EIN RÄTSEL FÜR KREON

Eine Gruppe von Männern und Frauen bei einem Begräbnis. Das sind meist Bilder von relativer Einfachheit: Der Tod wird durch den Sarg verkörpert. Ein Sarg ohne einen Toten ist das Symbol des Todes, das sieht man heutzutage gelegentlich bei Demonstrationen. Liegt dagegen ein Toter darin, so geht es, könnte man sagen, eher um den Tod selbst. In dem Sarg, von dem ich spreche, liegt jemand, und doch geht es nicht nur um ein Begräbnis, sondern auch um eine Demonstration. Beweisen läßt es sich vielleicht nicht, daß eine Leiche darin liegt, aber es gibt Anzeichen dafür. Der Sarg ruht auf den Schultern mehrerer Menschen, er ist zwar nicht schwer, aber trotzdem. Und dann die Gesichter der Umstehenden. Nein, Umstehende ist nicht das richtige Wort, auch wenn sie dort herumstehen. Sie haben nicht das Zufällige von Umstehenden, sie gehören dazu. Sie sind, in gewissem Sinne, Familie. Man kann sich seine Familie auch aussuchen.
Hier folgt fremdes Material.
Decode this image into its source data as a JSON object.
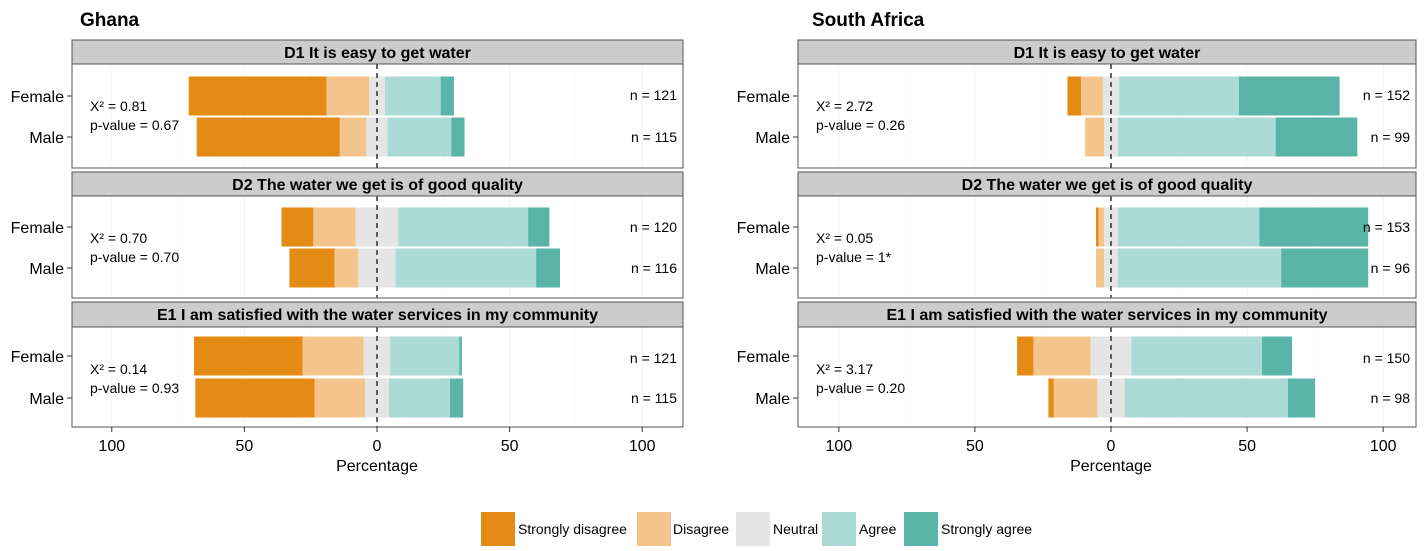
{
  "colors": {
    "strongly_disagree": "#e38b14",
    "disagree": "#f3c48b",
    "neutral": "#e5e5e5",
    "agree": "#acdad6",
    "strongly_agree": "#5ab4a7",
    "strip": "#cccccc",
    "frame": "#555555"
  },
  "chart_data": {
    "type": "bar",
    "orientation": "horizontal-diverging",
    "xlabel": "Percentage",
    "xlim": [
      -100,
      100
    ],
    "x_ticks": [
      -100,
      -50,
      0,
      50,
      100
    ],
    "x_tick_labels": [
      "100",
      "50",
      "0",
      "50",
      "100"
    ],
    "categories": [
      "Female",
      "Male"
    ],
    "legend": {
      "position": "bottom",
      "labels": [
        "Strongly disagree",
        "Disagree",
        "Neutral",
        "Agree",
        "Strongly agree"
      ]
    },
    "panels": [
      {
        "title": "Ghana",
        "facets": [
          {
            "strip": "D1 It is easy to get water",
            "stat_line1": "X² = 0.81",
            "stat_line2": "p-value = 0.67",
            "rows": [
              {
                "group": "Female",
                "n": "n = 121",
                "values": [
                  52,
                  16,
                  6,
                  21,
                  5
                ]
              },
              {
                "group": "Male",
                "n": "n = 115",
                "values": [
                  54,
                  10,
                  8,
                  24,
                  5
                ]
              }
            ]
          },
          {
            "strip": "D2 The water we get is of good quality",
            "stat_line1": "X² = 0.70",
            "stat_line2": "p-value = 0.70",
            "rows": [
              {
                "group": "Female",
                "n": "n = 120",
                "values": [
                  12,
                  16,
                  16,
                  49,
                  8
                ]
              },
              {
                "group": "Male",
                "n": "n = 116",
                "values": [
                  17,
                  9,
                  14,
                  53,
                  9
                ]
              }
            ]
          },
          {
            "strip": "E1 I am satisfied with the water services in my community",
            "stat_line1": "X² = 0.14",
            "stat_line2": "p-value = 0.93",
            "rows": [
              {
                "group": "Female",
                "n": "n = 121",
                "values": [
                  41,
                  23,
                  10,
                  26,
                  1
                ]
              },
              {
                "group": "Male",
                "n": "n = 115",
                "values": [
                  45,
                  19,
                  9,
                  23,
                  5
                ]
              }
            ]
          }
        ]
      },
      {
        "title": "South Africa",
        "facets": [
          {
            "strip": "D1 It is easy to get water",
            "stat_line1": "X² = 2.72",
            "stat_line2": "p-value = 0.26",
            "rows": [
              {
                "group": "Female",
                "n": "n = 152",
                "values": [
                  5,
                  8,
                  6,
                  44,
                  37
                ]
              },
              {
                "group": "Male",
                "n": "n = 99",
                "values": [
                  0,
                  7,
                  5,
                  58,
                  30
                ]
              }
            ]
          },
          {
            "strip": "D2 The water we get is of good quality",
            "stat_line1": "X² = 0.05",
            "stat_line2": "p-value = 1*",
            "rows": [
              {
                "group": "Female",
                "n": "n = 153",
                "values": [
                  1,
                  2,
                  5,
                  52,
                  40
                ]
              },
              {
                "group": "Male",
                "n": "n = 96",
                "values": [
                  0,
                  3,
                  5,
                  60,
                  32
                ]
              }
            ]
          },
          {
            "strip": "E1 I am satisfied with the water services in my community",
            "stat_line1": "X² = 3.17",
            "stat_line2": "p-value = 0.20",
            "rows": [
              {
                "group": "Female",
                "n": "n = 150",
                "values": [
                  6,
                  21,
                  15,
                  48,
                  11
                ]
              },
              {
                "group": "Male",
                "n": "n = 98",
                "values": [
                  2,
                  16,
                  10,
                  60,
                  10
                ]
              }
            ]
          }
        ]
      }
    ]
  }
}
Die Männer sind nicht dem Anlaß gemäß gekleidet. Sie haben hellfarbige Schuhe an, wie Jogger sie tragen, mit dicken, geriffelten Sohlen. Hemden mit kurzen oder aufgekrempelten Ärmeln, die über die Hose hängen. Die Frauen, die man auf dem Foto sieht, sind meist älter, Deux-pièces, geblümte Kleider oder so etwas Ähnliches, Handtaschen, die ein wenig verrutscht sind, weil sie die Arme mit geballter Faust erhoben haben. Meine Mutter würde sie als Damen bezeichnen. Bei manchen ist es die rechte, bei anderen die linke Faust. Ansonsten das übliche Beiwerk: Pflaster, ein Baum, ein Fabrikschornstein, ein paar kunterbunte Gebäude.
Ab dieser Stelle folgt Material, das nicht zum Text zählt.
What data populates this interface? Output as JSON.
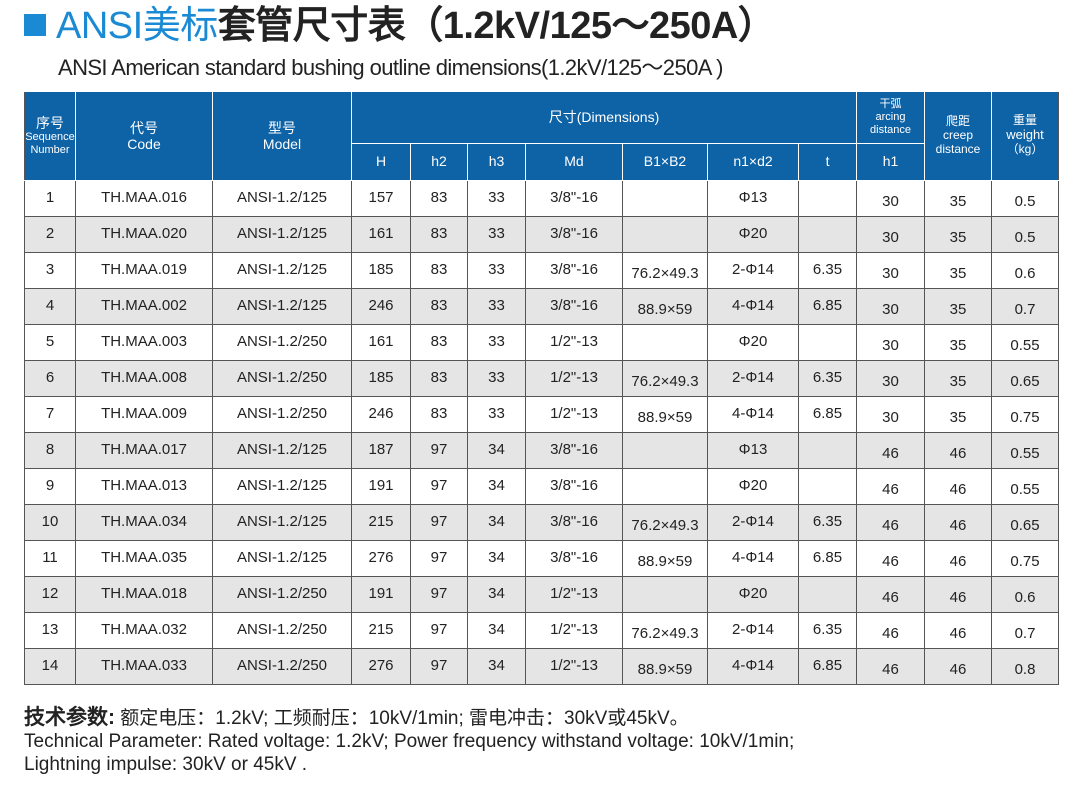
{
  "title": {
    "blue": "ANSI美标",
    "dark": "套管尺寸表（1.2kV/125～250A）"
  },
  "subtitle": "ANSI American standard bushing outline dimensions(1.2kV/125～250A )",
  "colors": {
    "header_bg": "#0e62a6",
    "title_accent": "#1a8ad4",
    "alt_row": "#e5e5e5"
  },
  "headers": {
    "seq_cn": "序号",
    "seq_en1": "Sequence",
    "seq_en2": "Number",
    "code_cn": "代号",
    "code_en": "Code",
    "model_cn": "型号",
    "model_en": "Model",
    "dimensions": "尺寸(Dimensions)",
    "arc_cn": "干弧",
    "arc_en1": "arcing",
    "arc_en2": "distance",
    "creep_cn": "爬距",
    "creep_en1": "creep",
    "creep_en2": "distance",
    "weight_cn": "重量",
    "weight_en": "weight",
    "weight_unit": "（kg）",
    "sub": [
      "H",
      "h2",
      "h3",
      "Md",
      "B1×B2",
      "n1×d2",
      "t",
      "h1"
    ]
  },
  "rows": [
    [
      "1",
      "TH.MAA.016",
      "ANSI-1.2/125",
      "157",
      "83",
      "33",
      "3/8\"-16",
      "",
      "Φ13",
      "",
      "30",
      "35",
      "0.5"
    ],
    [
      "2",
      "TH.MAA.020",
      "ANSI-1.2/125",
      "161",
      "83",
      "33",
      "3/8\"-16",
      "",
      "Φ20",
      "",
      "30",
      "35",
      "0.5"
    ],
    [
      "3",
      "TH.MAA.019",
      "ANSI-1.2/125",
      "185",
      "83",
      "33",
      "3/8\"-16",
      "76.2×49.3",
      "2-Φ14",
      "6.35",
      "30",
      "35",
      "0.6"
    ],
    [
      "4",
      "TH.MAA.002",
      "ANSI-1.2/125",
      "246",
      "83",
      "33",
      "3/8\"-16",
      "88.9×59",
      "4-Φ14",
      "6.85",
      "30",
      "35",
      "0.7"
    ],
    [
      "5",
      "TH.MAA.003",
      "ANSI-1.2/250",
      "161",
      "83",
      "33",
      "1/2\"-13",
      "",
      "Φ20",
      "",
      "30",
      "35",
      "0.55"
    ],
    [
      "6",
      "TH.MAA.008",
      "ANSI-1.2/250",
      "185",
      "83",
      "33",
      "1/2\"-13",
      "76.2×49.3",
      "2-Φ14",
      "6.35",
      "30",
      "35",
      "0.65"
    ],
    [
      "7",
      "TH.MAA.009",
      "ANSI-1.2/250",
      "246",
      "83",
      "33",
      "1/2\"-13",
      "88.9×59",
      "4-Φ14",
      "6.85",
      "30",
      "35",
      "0.75"
    ],
    [
      "8",
      "TH.MAA.017",
      "ANSI-1.2/125",
      "187",
      "97",
      "34",
      "3/8\"-16",
      "",
      "Φ13",
      "",
      "46",
      "46",
      "0.55"
    ],
    [
      "9",
      "TH.MAA.013",
      "ANSI-1.2/125",
      "191",
      "97",
      "34",
      "3/8\"-16",
      "",
      "Φ20",
      "",
      "46",
      "46",
      "0.55"
    ],
    [
      "10",
      "TH.MAA.034",
      "ANSI-1.2/125",
      "215",
      "97",
      "34",
      "3/8\"-16",
      "76.2×49.3",
      "2-Φ14",
      "6.35",
      "46",
      "46",
      "0.65"
    ],
    [
      "11",
      "TH.MAA.035",
      "ANSI-1.2/125",
      "276",
      "97",
      "34",
      "3/8\"-16",
      "88.9×59",
      "4-Φ14",
      "6.85",
      "46",
      "46",
      "0.75"
    ],
    [
      "12",
      "TH.MAA.018",
      "ANSI-1.2/250",
      "191",
      "97",
      "34",
      "1/2\"-13",
      "",
      "Φ20",
      "",
      "46",
      "46",
      "0.6"
    ],
    [
      "13",
      "TH.MAA.032",
      "ANSI-1.2/250",
      "215",
      "97",
      "34",
      "1/2\"-13",
      "76.2×49.3",
      "2-Φ14",
      "6.35",
      "46",
      "46",
      "0.7"
    ],
    [
      "14",
      "TH.MAA.033",
      "ANSI-1.2/250",
      "276",
      "97",
      "34",
      "1/2\"-13",
      "88.9×59",
      "4-Φ14",
      "6.85",
      "46",
      "46",
      "0.8"
    ]
  ],
  "footer": {
    "label": "技术参数:",
    "cn": " 额定电压：1.2kV;  工频耐压：10kV/1min;  雷电冲击：30kV或45kV。",
    "en1": "Technical Parameter: Rated voltage: 1.2kV; Power frequency withstand voltage: 10kV/1min;",
    "en2": "Lightning impulse: 30kV or 45kV  ."
  }
}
Die Täuschung von Fotos liegt in ihrem Stillstand, was geschah, als sich dieses Foto zu bewegen begann, lese ich in der Zeitung. Der Tote in dem Sarg ist/war Rafael Etxebeste. Sein Gesicht ist daneben abgebildet. Ein Mann in den Dreißigern, kahl werdend, mehr Haare seitlich als oben. Die Seitenhaare, schwarz, gehen nahtlos in einen schwarzen Bart ohne Mund über, aber eine Nuance im Schwarz zeigt die Form des fehlenden Mundes an, starr, mit herabgezogenen Mundwinkeln. Seltsam, wie ein Foto einen nach dem Tod noch ausliefert. Große Augen, ebenfalls schwarz. Hohe weiße Stirn. Ein Gesicht, das nicht aufhört zu schauen. Gestern habe ich es auch schon im Fernsehen gesehen, zusammen mit Bildern eines versengten, verkohlten, verformten, ausgebrannten Autos. Der Tod von Dingen hat seinen eigenen Schrecken. Etxebeste war zusammen mit María Teresa Pérez Geber in diesem Auto unterwegs, als die schwere Bombe, die sie transportierten, wahrscheinlich, um irgendwo einen Mordanschlag zu verüben, explodierte. Beide waren mit einem Schlag tot, dem Schlag, der nach Ansicht mancher eine Ewigkeit dauert. Sie waren vor kurzem aus Frankreich, wo sie sich illegal aufgehalten hatten, für die Sommeroffensive der ETA Militar über die Grenze gekommen. Der Polizei zufolge waren sie in diesem Sommer bereits an drei Morden beteiligt gewesen. Sie nannten das anders, Worte kann man an- und ausziehen wie Kleider.

Abbildung

Um Punkt 19 Uhr (man ist hier präzise, auch wenn die Bomben manchmal zu früh hochgehen) trifft der Sarg in Rentería ein. Das liegt nahe der französischen Grenze, dieser Krieg ist nicht sehr weit weg. Das Holz ist in die ikurrina eingeschlagen, die heilige baskische Fahne und Anagramm der ETA. Ich bezeichne diese Fahne nicht als heilig, das tun die Menschen, die bereit sind, dafür zu sterben und zu töten, oder die, wie in den letzten Tagen in San Sebastían und Bilbao, von blinder Wut gepackt werden, wenn sie nicht als einzige, das heißt ohne die spanische Fahne, auf den Balkons der öffentlichen Gebäude gehißt wird. La guerra de las banderas, der Krieg der Fahnen, sagt man dazu, und dieser Krieg wäre komisch, wenn nicht der Tod mit im Spiel wäre. Der Bürgermeister von San Sebastían beschloß, gar keine Fahne hissen zu lassen, der Provinzgouverneur, der die Zentralregierung in Madrid vertritt, ordnete das Hissen aller drei Fahnen an: Provinz, Baskenland und Staat. Für den Gouverneur war der Bürgermeister ein »Feigling«, für den Bürgermeister ist der Gouverneur einer mit antibaskischer Einstellung, der die Bewohner seiner Provinz »haßt«. Hissen und Einholen der Fahnen sind von erbitterten Straßenkämpfen begleitet.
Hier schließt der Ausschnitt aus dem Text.